What nature didn’t know about
It would seem that nature did not account for our advancement. After all, we have busy careers, our children have as much in their schedules as a corporate executive, and even our pets have play dates. We have transportation that can get us across the city in minutes, across the country in hours, and across the globe in a day. Technology tells us the temperature right now and what it will be at 4:00 pm, so we can dress comfortably for our meeting. And, it tells us what food to eat.
When you and your children watch television, you are told which sugar-heavy cereal will make them cool. You are told to buy pastries that we can grab on our way, or if we are feeling extra parental that day, give our children a hot breakfast. Our family meals are “cooked” in a microwave oven. It seems we have grown past our natural ability to select and prepare natural and unprocessed food for our children.
Juvenile Diabetes in Canada
The Canadian Diabetes Association refers to a national surveillance study on diabetes and the effects it has on Canadian youth:
“In a recent national Canadian diabetes incidence study, the mean age of diagnosis of type 2 diabetes in youth was 13.7 years. However, 8% of all newly diagnosed children with type 2 diabetes were less than 10 years of age. In children of Aboriginal, Caucasian and Asian origin, 11%, 8.8%, and 8.7%, respectively, presented at less than 10 years of age. Thus, consideration should be given for screening at a younger age in those at high risk.”
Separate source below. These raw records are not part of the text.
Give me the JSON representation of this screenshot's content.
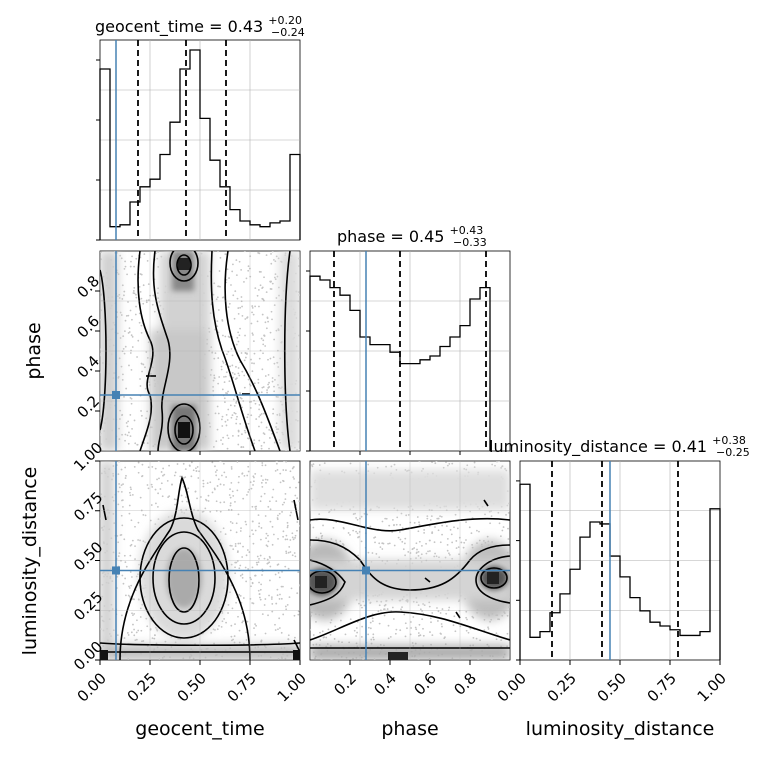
{
  "titles": {
    "geocent_time": {
      "prefix": "geocent_time = 0.43",
      "sup": "+0.20",
      "sub": "−0.24"
    },
    "phase": {
      "prefix": "phase = 0.45",
      "sup": "+0.43",
      "sub": "−0.33"
    },
    "luminosity_distance": {
      "prefix": "luminosity_distance = 0.41",
      "sup": "+0.38",
      "sub": "−0.25"
    }
  },
  "axis_labels": {
    "x1": "geocent_time",
    "x2": "phase",
    "x3": "luminosity_distance",
    "y2": "phase",
    "y3": "luminosity_distance"
  },
  "colors": {
    "truth": "#4682b4",
    "hist": "#000000",
    "grid": "#b0b0b0"
  },
  "chart_data": {
    "type": "corner",
    "parameters": [
      "geocent_time",
      "phase",
      "luminosity_distance"
    ],
    "truths": {
      "geocent_time": 0.08,
      "phase": 0.28,
      "luminosity_distance": 0.45
    },
    "quantiles": {
      "geocent_time": [
        0.19,
        0.43,
        0.63
      ],
      "phase": [
        0.12,
        0.45,
        0.88
      ],
      "luminosity_distance": [
        0.16,
        0.41,
        0.79
      ]
    },
    "ranges": {
      "geocent_time": [
        0.0,
        1.0
      ],
      "phase": [
        0.0,
        1.0
      ],
      "luminosity_distance": [
        0.0,
        1.0
      ]
    },
    "hist_geocent_time": {
      "edges_from": 0.0,
      "edges_to": 1.0,
      "values": [
        0.9,
        0.07,
        0.08,
        0.2,
        0.28,
        0.32,
        0.45,
        0.62,
        0.9,
        1.0,
        0.64,
        0.42,
        0.28,
        0.16,
        0.1,
        0.08,
        0.07,
        0.09,
        0.1,
        0.45
      ]
    },
    "hist_phase": {
      "edges_from": 0.0,
      "edges_to": 0.9,
      "values": [
        0.92,
        0.9,
        0.86,
        0.82,
        0.74,
        0.6,
        0.56,
        0.56,
        0.52,
        0.46,
        0.46,
        0.48,
        0.5,
        0.55,
        0.6,
        0.66,
        0.8,
        0.86
      ]
    },
    "hist_luminosity_distance": {
      "edges_from": 0.0,
      "edges_to": 1.0,
      "values": [
        0.93,
        0.12,
        0.15,
        0.25,
        0.35,
        0.48,
        0.65,
        0.73,
        0.72,
        0.55,
        0.44,
        0.33,
        0.26,
        0.2,
        0.18,
        0.16,
        0.13,
        0.13,
        0.15,
        0.8
      ]
    },
    "ticks_geocent_time": [
      0.0,
      0.25,
      0.5,
      0.75,
      1.0
    ],
    "ticks_phase": [
      0.2,
      0.4,
      0.6,
      0.8
    ],
    "ticks_luminosity_distance": [
      0.0,
      0.25,
      0.5,
      0.75,
      1.0
    ],
    "tick_labels_geocent_time": [
      "0.00",
      "0.25",
      "0.50",
      "0.75",
      "1.00"
    ],
    "tick_labels_phase": [
      "0.2",
      "0.4",
      "0.6",
      "0.8"
    ],
    "tick_labels_luminosity_distance": [
      "0.00",
      "0.25",
      "0.50",
      "0.75",
      "1.00"
    ],
    "grid": true
  }
}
If your child is diagnosed with diabetes, you will have to begin testing and monitoring their blood so you will know their blood-glucose levels.
Hopefully, you see the reason why going sugar-free in your home is helpful by now. So, let us give you some tips to help you get started.
Setting the rules
Decide as a parent if your home will be a strict, no-sugar home or if sweets will be an every once in a while treat.
While some parents go to the strict, no sugar at any time or any place rule, others take a softer approach. Some parents do not allow sugar in their homes, but they accept that the kid will have candy or cake at a birthday party or grandma’s house. You have to set rules that you and your children can live with, that fit into a less stressful lifestyle.
1. No sugar in your home
If you do not bring sugar in your house, desires for something sweet will turn to fruits or veggies. If you are in a position where you are hosting a party, serve your healthy treats. But, let your child feel like it is a special day with some (sugar-free) candy bags to hand out.
2. Speak with other parents
Determine who has the same feelings on the issue that you do. While you would not stop being friends with that family, if you find they are not in the same mindset, you can make better choices regarding the amount of time your child spends in their home. You can suggest the kids play at your house or take them to a park for activities.
3. Set an example
Kids do what you do, not what you say to do. If you fuss at grandma about giving the kids a cookie, yet you eat chocolate cake with your coffee, your child feels cheated. It is up to you how strict you are with the rules, and if you want to bend them on occasion, that is your business. But be fair and set a good example.
4. Do it with love
Remember you are training your child. You are building a foundation that will keep them healthy for their entire lives. Be careful to express love and concern for the child’s happiness when you are enforcing the rules. Do not use food as a punishment. Praise your child when they make the correct choices.
5. Don’t miss teachable moments
When your child indulges in something with a lot of sugar and they begin to feel strange, explain what is happening to them. Do not scold or lecture, but point out that the sugar made them feel jumpy and could be why they don’t feel good now. If they have trouble sleeping that night, explain the effects of sugar on their body.
Again, do it with love. You can do this. Your entire family will be better off for it.